Detection of near-surface defects using a coin-tap approach based on the equivalent impact stiffness of Hertzian contact theory

Abstract

In this paper, a novel method to analyze the mechanical behavior of the coin-tap test using the principle of pounding mechanics is proposed. Based on the Hertzian contact theory, the linearized contact law is applied to simplify the mathematical model of the coin-tap test. By modeling the stiffness of the defect as an equivalent spring in a serial connection with the contact stiffness, the impact force and impact time can be theoretically derived. The derived expressions show that, the closer the defect is to the surface of the structure, the longer the impact duration time and the smaller the impact force will be. In addition, with the increase of defect radii, the peak force and duration of the impact will decrease and increase, respectively.
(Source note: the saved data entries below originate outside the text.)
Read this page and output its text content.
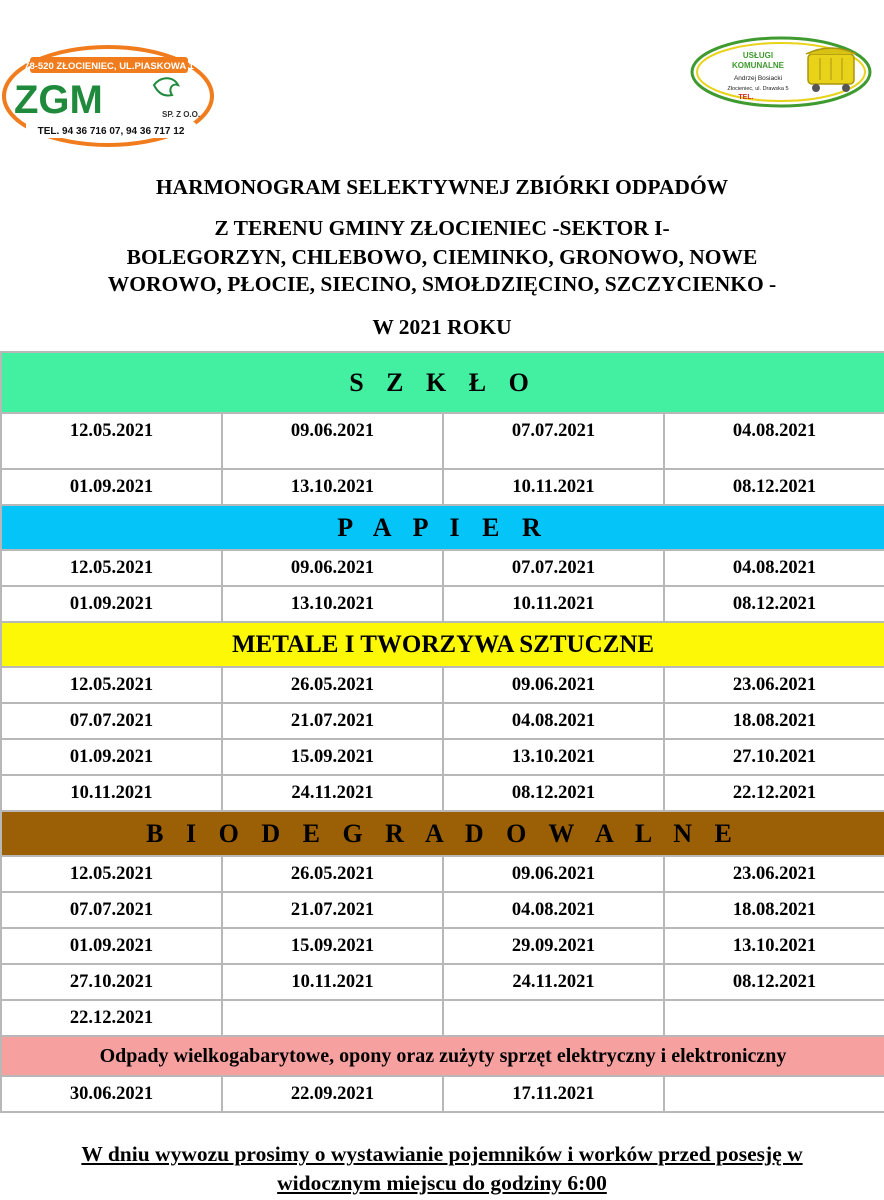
78-520 ZŁOCIENIEC, UL.PIASKOWA 1
ZGM	SP. Z O.O.
TEL. 94 36 716 07, 94 36 717 12
USŁUGI
KOMUNALNE
Andrzej Bosiacki
Złocieniec, ul. Drawska 5
TEL.
HARMONOGRAM SELEKTYWNEJ ZBIÓRKI ODPADÓW
Z TERENU GMINY ZŁOCIENIEC -SEKTOR I-
BOLEGORZYN, CHLEBOWO, CIEMINKO, GRONOWO, NOWE
WOROWO, PŁOCIE, SIECINO, SMOŁDZIĘCINO, SZCZYCIENKO -
W 2021 ROKU
S Z K Ł O			
12.05.2021	09.06.2021	07.07.2021	04.08.2021
01.09.2021	13.10.2021	10.11.2021	08.12.2021
P A P I E R			
12.05.2021	09.06.2021	07.07.2021	04.08.2021
01.09.2021	13.10.2021	10.11.2021	08.12.2021
METALE I TWORZYWA SZTUCZNE			
12.05.2021	26.05.2021	09.06.2021	23.06.2021
07.07.2021	21.07.2021	04.08.2021	18.08.2021
01.09.2021	15.09.2021	13.10.2021	27.10.2021
10.11.2021	24.11.2021	08.12.2021	22.12.2021
B I O D E G R A D O W A L N E			
12.05.2021	26.05.2021	09.06.2021	23.06.2021
07.07.2021	21.07.2021	04.08.2021	18.08.2021
01.09.2021	15.09.2021	29.09.2021	13.10.2021
27.10.2021	10.11.2021	24.11.2021	08.12.2021
22.12.2021			
Odpady wielkogabarytowe, opony oraz zużyty sprzęt elektryczny i elektroniczny			
30.06.2021	22.09.2021	17.11.2021	
W dniu wywozu prosimy o wystawianie pojemników i worków przed posesję w
widocznym miejscu do godziny 6:00
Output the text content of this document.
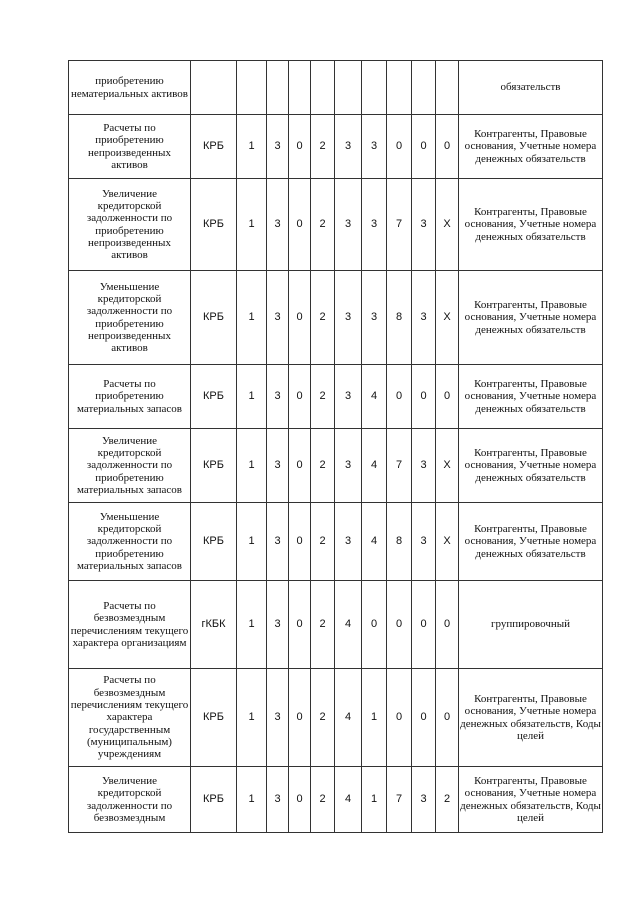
приобретению нематериальных активов											обязательств

Расчеты по приобретению непроизведенных активов	КРБ	1	3	0	2	3	3	0	0	0	Контрагенты, Правовые основания, Учетные номера денежных обязательств

Увеличение кредиторской задолженности по приобретению непроизведенных активов	КРБ	1	3	0	2	3	3	7	3	X	Контрагенты, Правовые основания, Учетные номера денежных обязательств

Уменьшение кредиторской задолженности по приобретению непроизведенных активов	КРБ	1	3	0	2	3	3	8	3	X	Контрагенты, Правовые основания, Учетные номера денежных обязательств

Расчеты по приобретению материальных запасов	КРБ	1	3	0	2	3	4	0	0	0	Контрагенты, Правовые основания, Учетные номера денежных обязательств

Увеличение кредиторской задолженности по приобретению материальных запасов	КРБ	1	3	0	2	3	4	7	3	X	Контрагенты, Правовые основания, Учетные номера денежных обязательств

Уменьшение кредиторской задолженности по приобретению материальных запасов	КРБ	1	3	0	2	3	4	8	3	X	Контрагенты, Правовые основания, Учетные номера денежных обязательств

Расчеты по безвозмездным перечислениям текущего характера организациям	гКБК	1	3	0	2	4	0	0	0	0	группировочный

Расчеты по безвозмездным перечислениям текущего характера государственным (муниципальным) учреждениям	КРБ	1	3	0	2	4	1	0	0	0	Контрагенты, Правовые основания, Учетные номера денежных обязательств, Коды целей

Увеличение кредиторской задолженности по безвозмездным	КРБ	1	3	0	2	4	1	7	3	2	Контрагенты, Правовые основания, Учетные номера денежных обязательств, Коды целей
Another innovation of this paper is that an equivalent impact stiffness (EIS)-based damage index (DI) is proposed to reveal the severity and location of the near-surface damages. Two validation experiments were carried out to validate the influences of the damage’s radii and under-surface depths. In the first experiment, the impact force and time of the central point for eight plates are measured to validate the accuracy of the proposed model. In the second experiment, 18 points on the horizontal centerline of eight specimens were tapped at an interval of 1 cm. The recorded pounding force and time were processed by EIS-based DI. Experimental results show that the EIS-based DI can effectively predict the position and severity of the defects and it holds the potential for practical application.